Word got to United legend Marco Etcheverry, who was one of the coaches that oversaw the MLS club’s youth programs at the time, and he was the first coach to take a look at him. According to Enciso, Etcheverry said that Najar had “some exceptional qualities.”

And like that, things started falling perfectly for Najar.

A few months later, a 15-year-old Najar was called back to be part of the DC Under-16 side, which had just been established under another ex-MLS player, John Maessner. Najar went on to become one of the most heralded players in United’s academy program.

“Thank god I had the opportunity to be part of that tryout at 15, and I was lucky that D.C. United gave me the chance to stay with the Under-16 academy team,” Najar said.

He was a best XI selection in the 2009 US Soccer Development Academy and D.C. United’s Under-16 Player of the Year before they moved him up to the Under-18 squad, where he scored eight goals. It was not long before he was the highest-rated youth player in the country.

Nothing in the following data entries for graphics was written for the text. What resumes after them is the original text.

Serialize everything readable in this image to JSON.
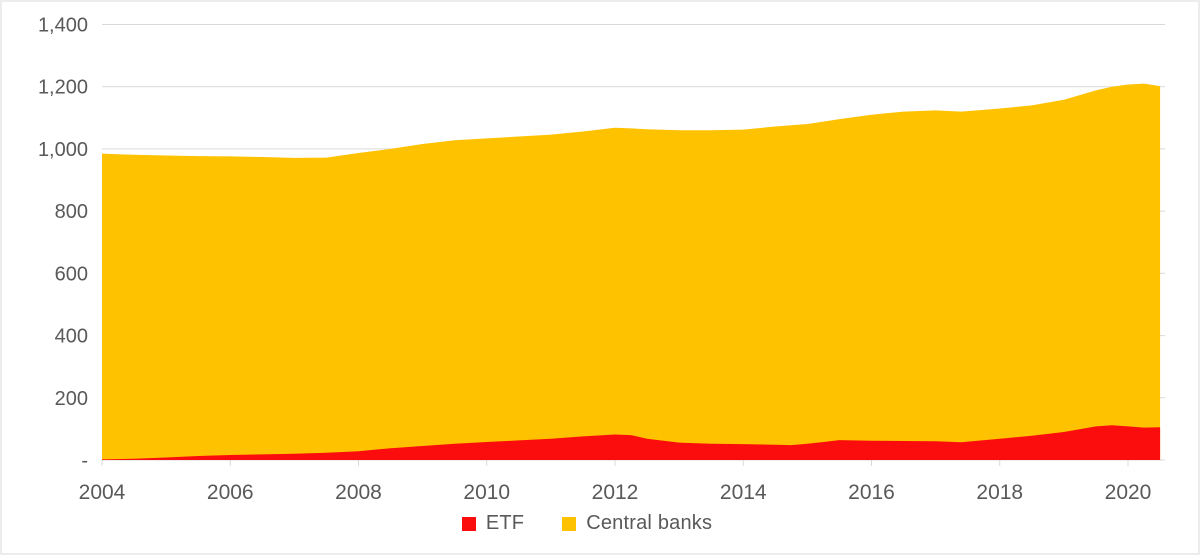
{
  "chart_data": {
    "type": "area",
    "stacked": true,
    "title": "",
    "xlabel": "",
    "ylabel": "",
    "ylim": [
      0,
      1400
    ],
    "grid": "horizontal",
    "legend_position": "bottom-center",
    "x": [
      2004,
      2004.5,
      2005,
      2005.5,
      2006,
      2006.5,
      2007,
      2007.5,
      2008,
      2008.5,
      2009,
      2009.5,
      2010,
      2010.5,
      2011,
      2011.5,
      2012,
      2012.25,
      2012.5,
      2013,
      2013.5,
      2014,
      2014.5,
      2014.75,
      2015,
      2015.25,
      2015.5,
      2016,
      2016.5,
      2017,
      2017.4,
      2018,
      2018.5,
      2019,
      2019.5,
      2019.75,
      2020,
      2020.25,
      2020.5
    ],
    "series": [
      {
        "name": "ETF",
        "color": "#fc0d0d",
        "values": [
          2,
          4,
          8,
          13,
          16,
          18,
          20,
          23,
          28,
          38,
          45,
          52,
          58,
          63,
          68,
          76,
          82,
          80,
          68,
          56,
          52,
          51,
          49,
          48,
          52,
          58,
          64,
          62,
          61,
          60,
          57,
          68,
          78,
          90,
          108,
          112,
          108,
          104,
          105
        ]
      },
      {
        "name": "Central banks",
        "color": "#ffc200",
        "values": [
          983,
          977,
          971,
          964,
          960,
          956,
          951,
          949,
          959,
          962,
          971,
          976,
          976,
          977,
          978,
          980,
          986,
          986,
          995,
          1004,
          1008,
          1011,
          1023,
          1028,
          1028,
          1030,
          1032,
          1048,
          1059,
          1064,
          1063,
          1062,
          1062,
          1068,
          1080,
          1088,
          1099,
          1106,
          1097
        ]
      }
    ],
    "y_ticks": [
      {
        "value": 0,
        "label": "-"
      },
      {
        "value": 200,
        "label": "200"
      },
      {
        "value": 400,
        "label": "400"
      },
      {
        "value": 600,
        "label": "600"
      },
      {
        "value": 800,
        "label": "800"
      },
      {
        "value": 1000,
        "label": "1,000"
      },
      {
        "value": 1200,
        "label": "1,200"
      },
      {
        "value": 1400,
        "label": "1,400"
      }
    ],
    "x_ticks": [
      {
        "value": 2004,
        "label": "2004"
      },
      {
        "value": 2006,
        "label": "2006"
      },
      {
        "value": 2008,
        "label": "2008"
      },
      {
        "value": 2010,
        "label": "2010"
      },
      {
        "value": 2012,
        "label": "2012"
      },
      {
        "value": 2014,
        "label": "2014"
      },
      {
        "value": 2016,
        "label": "2016"
      },
      {
        "value": 2018,
        "label": "2018"
      },
      {
        "value": 2020,
        "label": "2020"
      }
    ]
  },
  "legend": {
    "items": [
      {
        "label": "ETF",
        "color": "#fc0d0d"
      },
      {
        "label": "Central banks",
        "color": "#ffc200"
      }
    ]
  },
  "colors": {
    "etf": "#fc0d0d",
    "central_banks": "#ffc200",
    "grid": "#d9d9d9",
    "text": "#595959",
    "border": "#ececec"
  }
}
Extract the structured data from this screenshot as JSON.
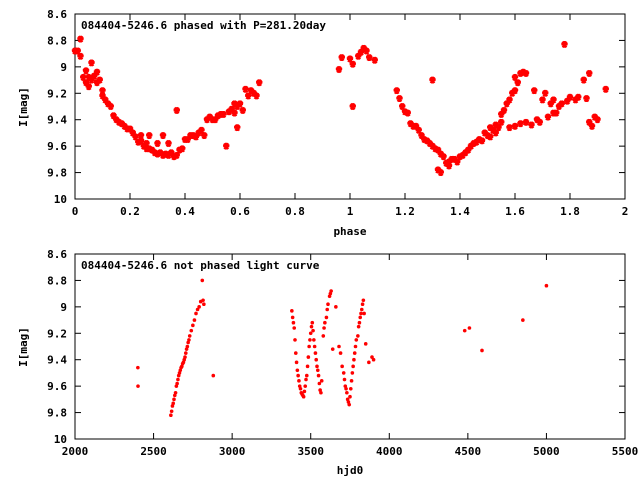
{
  "chart_data": [
    {
      "type": "scatter",
      "title": "084404-5246.6 phased with P=281.20day",
      "xlabel": "phase",
      "ylabel": "I[mag]",
      "xlim": [
        0,
        2
      ],
      "ylim": [
        10,
        8.6
      ],
      "y_inverted": true,
      "xticks": [
        "0",
        "0.2",
        "0.4",
        "0.6",
        "0.8",
        "1",
        "1.2",
        "1.4",
        "1.6",
        "1.8",
        "2"
      ],
      "yticks": [
        "8.6",
        "8.8",
        "9",
        "9.2",
        "9.4",
        "9.6",
        "9.8",
        "10"
      ],
      "marker": "filled-star",
      "color": "#ff0000",
      "points": [
        [
          0.0,
          8.88
        ],
        [
          0.01,
          8.88
        ],
        [
          0.02,
          8.79
        ],
        [
          0.02,
          8.92
        ],
        [
          0.03,
          9.08
        ],
        [
          0.04,
          9.12
        ],
        [
          0.04,
          9.03
        ],
        [
          0.05,
          9.15
        ],
        [
          0.05,
          9.08
        ],
        [
          0.06,
          8.97
        ],
        [
          0.06,
          9.1
        ],
        [
          0.07,
          9.07
        ],
        [
          0.08,
          9.04
        ],
        [
          0.08,
          9.12
        ],
        [
          0.09,
          9.1
        ],
        [
          0.1,
          9.18
        ],
        [
          0.1,
          9.22
        ],
        [
          0.11,
          9.25
        ],
        [
          0.12,
          9.28
        ],
        [
          0.13,
          9.3
        ],
        [
          0.14,
          9.37
        ],
        [
          0.15,
          9.4
        ],
        [
          0.16,
          9.42
        ],
        [
          0.17,
          9.43
        ],
        [
          0.18,
          9.45
        ],
        [
          0.19,
          9.47
        ],
        [
          0.2,
          9.47
        ],
        [
          0.21,
          9.5
        ],
        [
          0.22,
          9.53
        ],
        [
          0.23,
          9.57
        ],
        [
          0.24,
          9.56
        ],
        [
          0.24,
          9.52
        ],
        [
          0.25,
          9.6
        ],
        [
          0.26,
          9.62
        ],
        [
          0.26,
          9.58
        ],
        [
          0.27,
          9.62
        ],
        [
          0.27,
          9.52
        ],
        [
          0.28,
          9.63
        ],
        [
          0.29,
          9.65
        ],
        [
          0.3,
          9.66
        ],
        [
          0.3,
          9.58
        ],
        [
          0.31,
          9.65
        ],
        [
          0.32,
          9.67
        ],
        [
          0.32,
          9.52
        ],
        [
          0.33,
          9.66
        ],
        [
          0.34,
          9.67
        ],
        [
          0.34,
          9.58
        ],
        [
          0.35,
          9.65
        ],
        [
          0.36,
          9.68
        ],
        [
          0.37,
          9.67
        ],
        [
          0.37,
          9.33
        ],
        [
          0.38,
          9.63
        ],
        [
          0.39,
          9.62
        ],
        [
          0.4,
          9.55
        ],
        [
          0.41,
          9.55
        ],
        [
          0.42,
          9.52
        ],
        [
          0.43,
          9.52
        ],
        [
          0.44,
          9.53
        ],
        [
          0.45,
          9.5
        ],
        [
          0.46,
          9.48
        ],
        [
          0.47,
          9.52
        ],
        [
          0.48,
          9.4
        ],
        [
          0.49,
          9.38
        ],
        [
          0.5,
          9.4
        ],
        [
          0.51,
          9.4
        ],
        [
          0.52,
          9.37
        ],
        [
          0.53,
          9.36
        ],
        [
          0.54,
          9.36
        ],
        [
          0.55,
          9.6
        ],
        [
          0.56,
          9.34
        ],
        [
          0.57,
          9.32
        ],
        [
          0.58,
          9.28
        ],
        [
          0.58,
          9.35
        ],
        [
          0.59,
          9.3
        ],
        [
          0.59,
          9.46
        ],
        [
          0.6,
          9.28
        ],
        [
          0.61,
          9.33
        ],
        [
          0.62,
          9.17
        ],
        [
          0.63,
          9.22
        ],
        [
          0.64,
          9.18
        ],
        [
          0.65,
          9.2
        ],
        [
          0.66,
          9.22
        ],
        [
          0.67,
          9.12
        ],
        [
          0.96,
          9.02
        ],
        [
          0.97,
          8.93
        ],
        [
          1.0,
          8.94
        ],
        [
          1.01,
          8.98
        ],
        [
          1.01,
          9.3
        ],
        [
          1.03,
          8.92
        ],
        [
          1.04,
          8.89
        ],
        [
          1.05,
          8.86
        ],
        [
          1.06,
          8.88
        ],
        [
          1.07,
          8.93
        ],
        [
          1.09,
          8.95
        ],
        [
          1.17,
          9.18
        ],
        [
          1.18,
          9.24
        ],
        [
          1.19,
          9.3
        ],
        [
          1.2,
          9.34
        ],
        [
          1.21,
          9.35
        ],
        [
          1.22,
          9.43
        ],
        [
          1.23,
          9.45
        ],
        [
          1.24,
          9.45
        ],
        [
          1.25,
          9.48
        ],
        [
          1.26,
          9.52
        ],
        [
          1.27,
          9.55
        ],
        [
          1.28,
          9.56
        ],
        [
          1.29,
          9.58
        ],
        [
          1.3,
          9.6
        ],
        [
          1.3,
          9.1
        ],
        [
          1.31,
          9.62
        ],
        [
          1.32,
          9.63
        ],
        [
          1.32,
          9.78
        ],
        [
          1.33,
          9.8
        ],
        [
          1.33,
          9.66
        ],
        [
          1.34,
          9.68
        ],
        [
          1.35,
          9.73
        ],
        [
          1.36,
          9.72
        ],
        [
          1.36,
          9.75
        ],
        [
          1.37,
          9.7
        ],
        [
          1.38,
          9.7
        ],
        [
          1.39,
          9.72
        ],
        [
          1.4,
          9.68
        ],
        [
          1.41,
          9.67
        ],
        [
          1.42,
          9.65
        ],
        [
          1.43,
          9.63
        ],
        [
          1.44,
          9.6
        ],
        [
          1.45,
          9.58
        ],
        [
          1.46,
          9.57
        ],
        [
          1.47,
          9.55
        ],
        [
          1.48,
          9.56
        ],
        [
          1.49,
          9.5
        ],
        [
          1.5,
          9.52
        ],
        [
          1.51,
          9.53
        ],
        [
          1.52,
          9.48
        ],
        [
          1.53,
          9.5
        ],
        [
          1.54,
          9.46
        ],
        [
          1.55,
          9.42
        ],
        [
          1.56,
          9.33
        ],
        [
          1.57,
          9.28
        ],
        [
          1.58,
          9.25
        ],
        [
          1.59,
          9.2
        ],
        [
          1.6,
          9.18
        ],
        [
          1.6,
          9.08
        ],
        [
          1.61,
          9.12
        ],
        [
          1.62,
          9.05
        ],
        [
          1.63,
          9.04
        ],
        [
          1.64,
          9.05
        ],
        [
          1.58,
          9.46
        ],
        [
          1.6,
          9.45
        ],
        [
          1.62,
          9.43
        ],
        [
          1.64,
          9.42
        ],
        [
          1.66,
          9.44
        ],
        [
          1.67,
          9.18
        ],
        [
          1.68,
          9.4
        ],
        [
          1.69,
          9.42
        ],
        [
          1.7,
          9.25
        ],
        [
          1.71,
          9.2
        ],
        [
          1.72,
          9.38
        ],
        [
          1.73,
          9.28
        ],
        [
          1.74,
          9.35
        ],
        [
          1.74,
          9.25
        ],
        [
          1.75,
          9.35
        ],
        [
          1.76,
          9.3
        ],
        [
          1.77,
          9.28
        ],
        [
          1.78,
          8.83
        ],
        [
          1.79,
          9.26
        ],
        [
          1.8,
          9.23
        ],
        [
          1.82,
          9.25
        ],
        [
          1.83,
          9.23
        ],
        [
          1.85,
          9.1
        ],
        [
          1.86,
          9.24
        ],
        [
          1.87,
          9.05
        ],
        [
          1.87,
          9.42
        ],
        [
          1.88,
          9.45
        ],
        [
          1.89,
          9.38
        ],
        [
          1.9,
          9.4
        ],
        [
          1.93,
          9.17
        ],
        [
          1.51,
          9.46
        ],
        [
          1.53,
          9.44
        ],
        [
          1.55,
          9.36
        ]
      ]
    },
    {
      "type": "scatter",
      "title": "084404-5246.6 not phased light curve",
      "xlabel": "hjd0",
      "ylabel": "I[mag]",
      "xlim": [
        2000,
        5500
      ],
      "ylim": [
        10,
        8.6
      ],
      "y_inverted": true,
      "xticks": [
        "2000",
        "2500",
        "3000",
        "3500",
        "4000",
        "4500",
        "5000",
        "5500"
      ],
      "yticks": [
        "8.6",
        "8.8",
        "9",
        "9.2",
        "9.4",
        "9.6",
        "9.8",
        "10"
      ],
      "marker": "small-dot",
      "color": "#ff0000",
      "points": [
        [
          2400,
          9.46
        ],
        [
          2401,
          9.6
        ],
        [
          2610,
          9.82
        ],
        [
          2615,
          9.79
        ],
        [
          2620,
          9.75
        ],
        [
          2625,
          9.73
        ],
        [
          2630,
          9.7
        ],
        [
          2635,
          9.67
        ],
        [
          2640,
          9.65
        ],
        [
          2645,
          9.6
        ],
        [
          2650,
          9.58
        ],
        [
          2655,
          9.55
        ],
        [
          2660,
          9.52
        ],
        [
          2665,
          9.5
        ],
        [
          2670,
          9.48
        ],
        [
          2675,
          9.46
        ],
        [
          2680,
          9.45
        ],
        [
          2685,
          9.43
        ],
        [
          2690,
          9.42
        ],
        [
          2695,
          9.4
        ],
        [
          2700,
          9.38
        ],
        [
          2705,
          9.35
        ],
        [
          2710,
          9.32
        ],
        [
          2715,
          9.3
        ],
        [
          2720,
          9.27
        ],
        [
          2725,
          9.25
        ],
        [
          2730,
          9.22
        ],
        [
          2740,
          9.18
        ],
        [
          2750,
          9.14
        ],
        [
          2760,
          9.1
        ],
        [
          2770,
          9.05
        ],
        [
          2780,
          9.02
        ],
        [
          2790,
          9.0
        ],
        [
          2800,
          8.96
        ],
        [
          2810,
          8.8
        ],
        [
          2815,
          8.95
        ],
        [
          2820,
          8.98
        ],
        [
          2880,
          9.52
        ],
        [
          3380,
          9.03
        ],
        [
          3385,
          9.08
        ],
        [
          3390,
          9.12
        ],
        [
          3395,
          9.16
        ],
        [
          3400,
          9.25
        ],
        [
          3405,
          9.35
        ],
        [
          3410,
          9.42
        ],
        [
          3415,
          9.48
        ],
        [
          3420,
          9.52
        ],
        [
          3425,
          9.56
        ],
        [
          3430,
          9.6
        ],
        [
          3435,
          9.62
        ],
        [
          3440,
          9.65
        ],
        [
          3445,
          9.66
        ],
        [
          3450,
          9.67
        ],
        [
          3455,
          9.68
        ],
        [
          3460,
          9.64
        ],
        [
          3465,
          9.6
        ],
        [
          3470,
          9.55
        ],
        [
          3475,
          9.52
        ],
        [
          3480,
          9.45
        ],
        [
          3485,
          9.38
        ],
        [
          3490,
          9.3
        ],
        [
          3495,
          9.25
        ],
        [
          3500,
          9.2
        ],
        [
          3505,
          9.15
        ],
        [
          3510,
          9.12
        ],
        [
          3515,
          9.18
        ],
        [
          3520,
          9.25
        ],
        [
          3525,
          9.3
        ],
        [
          3530,
          9.35
        ],
        [
          3535,
          9.4
        ],
        [
          3540,
          9.45
        ],
        [
          3545,
          9.48
        ],
        [
          3550,
          9.52
        ],
        [
          3555,
          9.58
        ],
        [
          3560,
          9.63
        ],
        [
          3565,
          9.65
        ],
        [
          3570,
          9.56
        ],
        [
          3580,
          9.22
        ],
        [
          3585,
          9.16
        ],
        [
          3590,
          9.12
        ],
        [
          3600,
          9.08
        ],
        [
          3605,
          9.02
        ],
        [
          3610,
          8.98
        ],
        [
          3620,
          8.92
        ],
        [
          3625,
          8.9
        ],
        [
          3630,
          8.88
        ],
        [
          3640,
          9.32
        ],
        [
          3660,
          9.0
        ],
        [
          3680,
          9.3
        ],
        [
          3690,
          9.35
        ],
        [
          3700,
          9.45
        ],
        [
          3710,
          9.5
        ],
        [
          3715,
          9.55
        ],
        [
          3720,
          9.6
        ],
        [
          3725,
          9.62
        ],
        [
          3730,
          9.65
        ],
        [
          3735,
          9.7
        ],
        [
          3740,
          9.72
        ],
        [
          3745,
          9.74
        ],
        [
          3750,
          9.68
        ],
        [
          3755,
          9.62
        ],
        [
          3760,
          9.56
        ],
        [
          3765,
          9.5
        ],
        [
          3770,
          9.45
        ],
        [
          3775,
          9.4
        ],
        [
          3780,
          9.35
        ],
        [
          3785,
          9.3
        ],
        [
          3790,
          9.25
        ],
        [
          3800,
          9.22
        ],
        [
          3805,
          9.15
        ],
        [
          3810,
          9.12
        ],
        [
          3815,
          9.08
        ],
        [
          3820,
          9.05
        ],
        [
          3825,
          9.02
        ],
        [
          3830,
          8.98
        ],
        [
          3835,
          8.95
        ],
        [
          3840,
          9.05
        ],
        [
          3850,
          9.28
        ],
        [
          3870,
          9.42
        ],
        [
          3890,
          9.38
        ],
        [
          3900,
          9.4
        ],
        [
          4480,
          9.18
        ],
        [
          4510,
          9.16
        ],
        [
          4590,
          9.33
        ],
        [
          4850,
          9.1
        ],
        [
          5000,
          8.84
        ]
      ]
    }
  ]
}
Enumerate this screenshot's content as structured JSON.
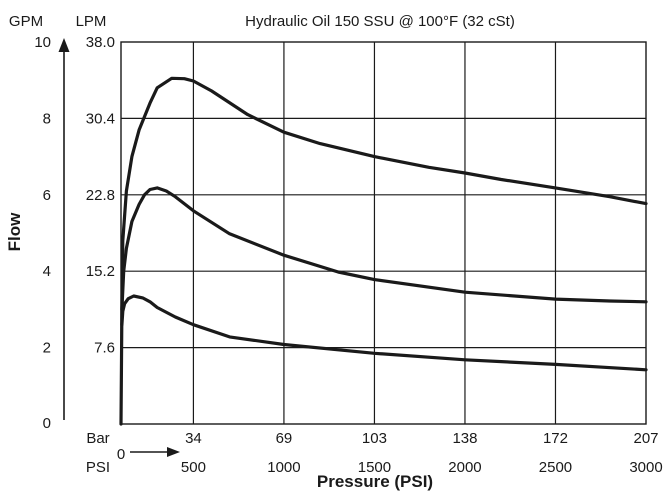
{
  "chart_data": {
    "type": "line",
    "title": "Hydraulic Oil 150 SSU @ 100°F (32 cSt)",
    "ylabel": "Flow",
    "xlabel": "Pressure (PSI)",
    "y_unit_left": "GPM",
    "y_unit_right": "LPM",
    "ylim": [
      0,
      10
    ],
    "gpm_ticks": [
      "0",
      "2",
      "4",
      "6",
      "8",
      "10"
    ],
    "gpm_tick_values": [
      0,
      2,
      4,
      6,
      8,
      10
    ],
    "lpm_ticks": [
      "7.6",
      "15.2",
      "22.8",
      "30.4",
      "38.0"
    ],
    "lpm_tick_values": [
      2,
      4,
      6,
      8,
      10
    ],
    "x_unit_bar": "Bar",
    "x_unit_psi": "PSI",
    "xlim": [
      0,
      3000
    ],
    "bar_ticks": [
      "34",
      "69",
      "103",
      "138",
      "172",
      "207"
    ],
    "psi_origin_label": "0",
    "psi_ticks": [
      "500",
      "1000",
      "1500",
      "2000",
      "2500",
      "3000"
    ],
    "x_tick_values": [
      500,
      1000,
      1500,
      2000,
      2500,
      3000
    ],
    "grid": true,
    "series": [
      {
        "x": [
          100,
          105,
          110,
          130,
          160,
          200,
          260,
          300,
          380,
          450,
          500,
          600,
          800,
          1000,
          1200,
          1500,
          1800,
          2000,
          2200,
          2500,
          2800,
          3000
        ],
        "y": [
          0,
          3.0,
          4.8,
          6.1,
          7.0,
          7.7,
          8.4,
          8.8,
          9.05,
          9.04,
          8.98,
          8.72,
          8.1,
          7.64,
          7.34,
          7.0,
          6.72,
          6.57,
          6.4,
          6.18,
          5.95,
          5.77
        ]
      },
      {
        "x": [
          105,
          115,
          130,
          160,
          200,
          230,
          260,
          300,
          350,
          400,
          500,
          700,
          1000,
          1300,
          1500,
          2000,
          2500,
          2800,
          3000
        ],
        "y": [
          3.0,
          4.0,
          4.6,
          5.3,
          5.75,
          6.0,
          6.14,
          6.18,
          6.1,
          5.95,
          5.58,
          4.98,
          4.42,
          3.98,
          3.78,
          3.45,
          3.27,
          3.22,
          3.2
        ]
      },
      {
        "x": [
          105,
          110,
          120,
          140,
          170,
          220,
          260,
          300,
          400,
          500,
          700,
          1000,
          1500,
          2000,
          2500,
          3000
        ],
        "y": [
          2.6,
          2.95,
          3.15,
          3.28,
          3.35,
          3.3,
          3.2,
          3.05,
          2.8,
          2.6,
          2.28,
          2.08,
          1.85,
          1.68,
          1.56,
          1.42
        ]
      }
    ]
  }
}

United moved quickly and signed him to a Generation adidas contract. After a single preseason with the club, he became a regular starter at 17, MLS Rookie of the Year and D.C. United Player of the Year. His standing hasn’t changed much in his sophomore season, except for the fact that he’s now been capped twice for the Honduran senior side.

Najar is the idol of the local Honduran fan base and one of the most talked about players back home. All in just five years. But he says the fame and honors have done little to change him.

“I’m still the same humble kid who came from Honduras,” he said.